А все-таки в Тенишевском были хорошие мальчики. Из того же мяса, из той же кости, что дети на портретах Серова. Маленькие аскеты, монахи в детском своем монастыре, где в тетрадках, приборах, стеклянных колбочках и немецких книжках больше духовности и внутреннего строя, чем в жизни взрослых.
СЕРГЕЙ ИВАНЫЧ
Тысяча девятьсот пятый год - химера русской революции с жандармскими рысьими глазками и в голубом студенческом блине! Уже издалека петербуржцы тебя чуяли, улавливали цоканье твоих коней и ежились от твоих сквозняков в проспиртованных аудиториях военно-медиционкой или в длиннейшем "jeu de paume" меньшиковского университета, когда рявкнет, бывало, как рассерженный лев, будущий оратор армянин на тщедушного с.-р. или с.-д. и вытянут птичьи шеи те, кому слушать надлежит. Память любит ловить во тьме, и в самой гуще мрака ты родился, миг, когда - раз, два, три - моргнул Невский длинными электрическими ресницами, погрузился в кромешную ночь, и в самом конце перспективы из густого косматого мрака показалась химера с рысьими жандармскими глазками, в приплюснутой студенческой фуражке.

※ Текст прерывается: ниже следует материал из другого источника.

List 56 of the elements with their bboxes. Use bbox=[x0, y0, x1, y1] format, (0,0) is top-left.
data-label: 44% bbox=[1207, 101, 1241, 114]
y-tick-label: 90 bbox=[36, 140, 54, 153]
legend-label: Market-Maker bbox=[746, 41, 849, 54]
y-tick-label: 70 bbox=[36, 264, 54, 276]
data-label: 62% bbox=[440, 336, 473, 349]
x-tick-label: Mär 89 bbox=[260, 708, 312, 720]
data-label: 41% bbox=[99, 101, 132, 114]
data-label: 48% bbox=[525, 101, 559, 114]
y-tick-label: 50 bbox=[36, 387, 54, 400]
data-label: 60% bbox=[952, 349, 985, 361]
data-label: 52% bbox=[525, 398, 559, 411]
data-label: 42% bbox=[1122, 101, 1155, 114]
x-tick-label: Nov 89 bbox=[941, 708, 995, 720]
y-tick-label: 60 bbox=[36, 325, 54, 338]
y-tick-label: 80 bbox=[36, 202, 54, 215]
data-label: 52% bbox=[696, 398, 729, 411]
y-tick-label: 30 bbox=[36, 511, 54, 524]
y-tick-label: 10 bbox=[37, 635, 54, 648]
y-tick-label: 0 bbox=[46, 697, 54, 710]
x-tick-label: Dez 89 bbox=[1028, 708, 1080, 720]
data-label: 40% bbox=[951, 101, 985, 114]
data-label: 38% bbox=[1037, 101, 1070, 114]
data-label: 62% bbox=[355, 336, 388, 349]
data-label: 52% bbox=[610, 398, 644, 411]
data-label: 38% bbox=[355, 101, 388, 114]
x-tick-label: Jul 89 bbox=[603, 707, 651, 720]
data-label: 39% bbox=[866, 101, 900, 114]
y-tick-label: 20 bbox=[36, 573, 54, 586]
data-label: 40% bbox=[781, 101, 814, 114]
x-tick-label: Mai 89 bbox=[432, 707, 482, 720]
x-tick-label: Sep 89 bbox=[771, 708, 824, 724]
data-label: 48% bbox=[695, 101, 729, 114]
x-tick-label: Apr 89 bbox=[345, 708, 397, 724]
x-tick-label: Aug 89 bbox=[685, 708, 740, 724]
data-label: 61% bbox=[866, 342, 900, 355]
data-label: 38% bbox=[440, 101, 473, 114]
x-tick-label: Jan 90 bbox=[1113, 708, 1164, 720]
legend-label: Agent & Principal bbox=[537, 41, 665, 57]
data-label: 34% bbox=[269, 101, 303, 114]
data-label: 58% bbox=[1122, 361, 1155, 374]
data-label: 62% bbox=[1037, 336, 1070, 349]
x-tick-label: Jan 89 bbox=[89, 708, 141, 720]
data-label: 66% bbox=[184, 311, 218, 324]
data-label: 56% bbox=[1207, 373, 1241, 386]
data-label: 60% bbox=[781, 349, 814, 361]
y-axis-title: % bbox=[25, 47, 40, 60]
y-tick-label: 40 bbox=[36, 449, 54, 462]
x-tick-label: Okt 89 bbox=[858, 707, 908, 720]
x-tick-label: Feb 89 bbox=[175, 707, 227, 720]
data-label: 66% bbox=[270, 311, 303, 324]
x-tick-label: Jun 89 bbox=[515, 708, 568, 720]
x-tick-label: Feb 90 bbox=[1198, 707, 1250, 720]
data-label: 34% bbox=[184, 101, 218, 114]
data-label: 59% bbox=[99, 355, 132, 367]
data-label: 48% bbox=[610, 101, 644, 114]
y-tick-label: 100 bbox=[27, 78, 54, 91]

Для меня девятьсот пятый год в Сергее Иваныче. Много их было, репетиторов революции! Один из моих друзей, человек высокомерный, не без основания говорил: "Есть люди-книги и люди-газеты". Бедный Сергей Иваныч остался бы непричем при такой разбивке, для него пришлось бы создать третий раздел: есть люди-подстрочники. Подстрочники революции сыпались из него, шелестели папиросной бумагой в простуженной его голове, он вытряхивал эфирно-легкую нелегальщину из обшлагов кавалерийской своей, цвета морской воды, тужурки, и запрещенным дымком курилась его папироса, словно гильза ее была свернута из нелегальной бумаги.
Я не знаю, где и как Сергей Иваныч усваивал. Эта сторона его жизни для меня по молодости лет была закрыта. Но однажды он затащил меня к себе, и я увидел его рабочий кабинет, его спальню и лабораторию.
Об эту пору мы с ним делали большую и величаво бесплодную работу: писали реферат о причинах падения римской империи. Сергей Иваныч залпами в одну неделю надиктовал мне сто тридцать пять страниц убористой тетрадки. Он не задумывался, не справлялся с источниками, он выпрядал как паук - из дымка папиросы, что ли - липкую пряжу научной фразеологии, раскидывая периоды и завязывая узелки социальных и экономических моментов. Он был клиентом нашего дома, как и многих других. Не так ли римляне нанимали рабов греков, чтобы блеснуть за ужином дощечкой с ученым трактатом? В разгаре означенной работы Сергей Иваныч привел меня к себе. Он проживал в сотых номерах Невского, за Николаевским вокзалом, где, откинув всякое щегольство, все дома, как кошки, серы. Я содрогнулся от густого и едкого запаха жилища Сергея Иваныча. Комната, надышанная и накуренная годами, вмещала в себе уже не воздух, а какое-то новое неизвестное вещество, с другим удельным весом и химическими свойствами. И невольно пришла мне на память неаполитанская собачья пещера из физики. За все время, что он здесь жил, хозяин, очевидно, ничего не поднял и не переставил, как истинный дервиш относясь к расположению вещей, сбрасывая на пол навеки то, что ему казалось ненужным. Дома Сергей Иваныч признавал лишь лежачее положение. Покуда Сергей Иваныч диктовал, я косился на каменоугольное его белье; как же я удивился, когда Сергей Иваныч объявил перерыв и сварил два стакана великолепнейшего густого и ароматного шоколада. Оказалось, у него страсть к шоколаду. Варил он его мастерски и гораздо крепче, чем это принято. Какой отсюда вывод? Был ли Сергей Иваныч сибарит или шоколадный бес завелся при нем, прилепившись к аскету и нигилисту? О, мрачный авторитет Сергея Иваныча, о, нелегальная его глубина, кавалерийская его куртка и штаны жандармского сукна! Его походка напоминала походку человека, которого только что схватили и ведут за плечо перед лицо грозного сатрапа, а он старается делать равнодушный вид. Ходить с ним по улице было одно удовольствие, потому что он показывал гороховых шпиков и нисколько их не боялся.